Don’t be fooled by the slicked back hair and rock star status. Yes, Ashish J. Thakkar looks like a cool dude, but underneath that exterior lies grit, determination, brains, business savvy, and a background fraught with deprivation and lack.
At just 34, the Ugandan-born maverick entrepreneur has accomplished what only few attain in their lifetime. Thakkar began his entrepreneurial journey over 15 years ago as a high school student in Uganda where he sold computers to his schoolmates and friends. He later dropped out to tend to that small trading operation which snowballed into the Mara Group, a diversified conglomerate with approximately $100 million in revenues, according to Thakkar.

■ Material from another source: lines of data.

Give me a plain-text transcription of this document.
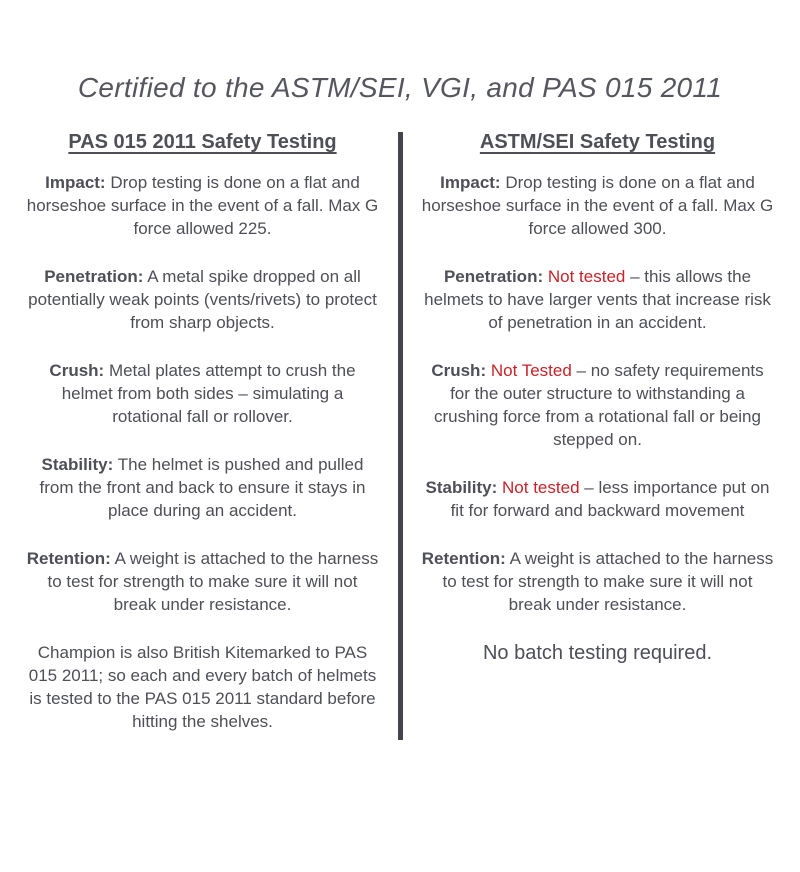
Certified to the ASTM/SEI, VGI, and PAS 015 2011
PAS 015 2011 Safety Testing

Impact: Drop testing is done on a flat and horseshoe surface in the event of a fall. Max G force allowed 225.

Penetration: A metal spike dropped on all potentially weak points (vents/rivets) to protect from sharp objects.

Crush: Metal plates attempt to crush the helmet from both sides – simulating a rotational fall or rollover.

Stability: The helmet is pushed and pulled from the front and back to ensure it stays in place during an accident.

Retention: A weight is attached to the harness to test for strength to make sure it will not break under resistance.

Champion is also British Kitemarked to PAS 015 2011; so each and every batch of helmets is tested to the PAS 015 2011 standard before hitting the shelves.

ASTM/SEI Safety Testing

Impact: Drop testing is done on a flat and horseshoe surface in the event of a fall. Max G force allowed 300.

Penetration: Not tested – this allows the helmets to have larger vents that increase risk of penetration in an accident.

Crush: Not Tested – no safety requirements for the outer structure to withstanding a crushing force from a rotational fall or being stepped on.

Stability: Not tested – less importance put on fit for forward and backward movement

Retention: A weight is attached to the harness to test for strength to make sure it will not break under resistance.

No batch testing required.
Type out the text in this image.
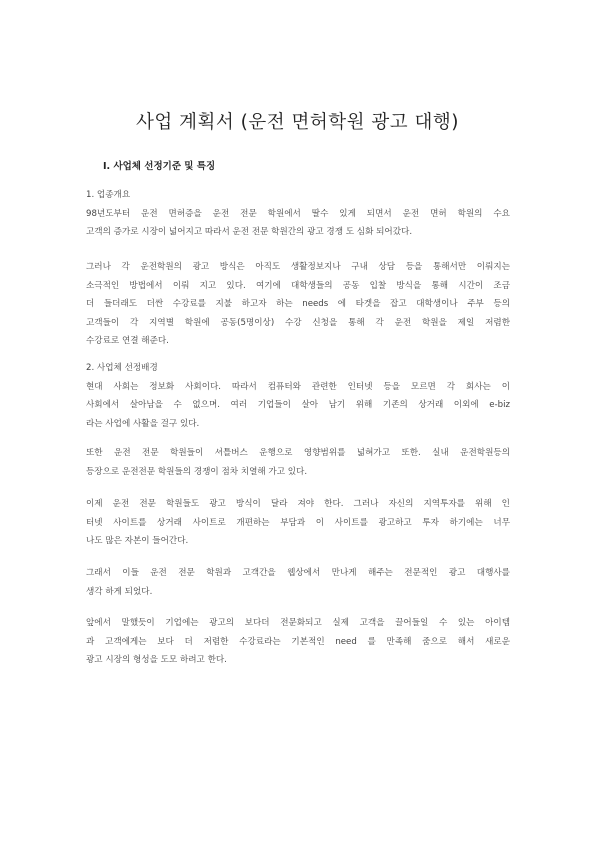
사업 계획서 (운전 면허학원 광고 대행)
Ⅰ. 사업체 선정기준 및 특징
1. 업종개요
98년도부터 운전 면허증을 운전 전문 학원에서 딸수 있게 되면서 운전 면허 학원의 수요
고객의 증가로 시장이 넓어지고 따라서 운전 전문 학원간의 광고 경쟁 도 심화 되어갔다.
그러나 각 운전학원의 광고 방식은 아직도 생활정보지나 구내 상담 등을 통해서만 이뤄지는
소극적인 방법에서 이뤄 지고 있다. 여기에 대학생들의 공동 입찰 방식을 통해 시간이 조금
더 들더래도 더싼 수강료를 지불 하고자 하는 needs 에 타겟을 잡고 대학생이나 주부 등의
고객들이 각 지역별 학원에 공동(5명이상) 수강 신청을 통해 각 운전 학원을 제일 저렴한
수강료로 연결 해준다.
2. 사업체 선정배경
현대 사회는 정보화 사회이다. 따라서 컴퓨터와 관련한 인터넷 등을 모르면 각 회사는 이
사회에서 살아남을 수 없으며. 여러 기업들이 살아 남기 위해 기존의 상거래 이외에 e-biz
라는 사업에 사활을 걸구 있다.
또한 운전 전문 학원들이 셔틀버스 운행으로 영향범위를 넓혀가고 또한. 실내 운전학원등의
등장으로 운전전문 학원들의 경쟁이 점차 치열해 가고 있다.
이제 운전 전문 학원들도 광고 방식이 달라 져야 한다. 그러나 자신의 지역투자를 위해 인
터넷 사이트를 상거래 사이트로 개편하는 부담과 이 사이트를 광고하고 투자 하기에는 너무
나도 많은 자본이 들어간다.
그래서 이들 운전 전문 학원과 고객간을 웹상에서 만나게 해주는 전문적인 광고 대행사를
생각 하게 되었다.
앞에서 말했듯이 기업에는 광고의 보다더 전문화되고 실제 고객을 끌어들일 수 있는 아이템
과 고객에게는 보다 더 저렴한 수강료라는 기본적인 need 를 만족해 줌으로 해서 새로운
광고 시장의 형성을 도모 하려고 한다.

Mara has tentacles in everything from Real Estate and tourism to financial services, information and communications technology, renewable energy and manufacturing. The group’s operations span 16 countries in four continents, including Asia. And lest you forget, he didn’t inherit anything; he built it all from scratch.
A fourth generation African, he was 13 when his family were driven from Rwanda to Uganda as a result of the genocide that was decimating the population at the time.
His family lost everything in the run for their lives, and it is this survival spirit that has stood Thakkar in good stead as he has risen from grass to grace to become the youngest billionaire in Africa, becoming the first African to be named in Fortune magazine’s annual 40 under 40 list in 2013, with total assets said to be in excess of $1bn and employees across 21 African countries.
According to the man himself, is “passion is to be a driving force for positive and economic change in Africa and not to make money for himself”.
He is the chairman of the United Nations Foundation global entrepreneurs council and founded the Mara Foundation in 2009, which serves as an online mentorship portal for young African entrepreneurs. Three years ago he was appointed to the advisory board of technology company Dell.
It is vital that these stories get told, so that every child struggling to read by the by the dim light of a lantern or trekking a far distance to get to school will KNOW that all of this is not in vain. That there can be a light at the end of the tunnel.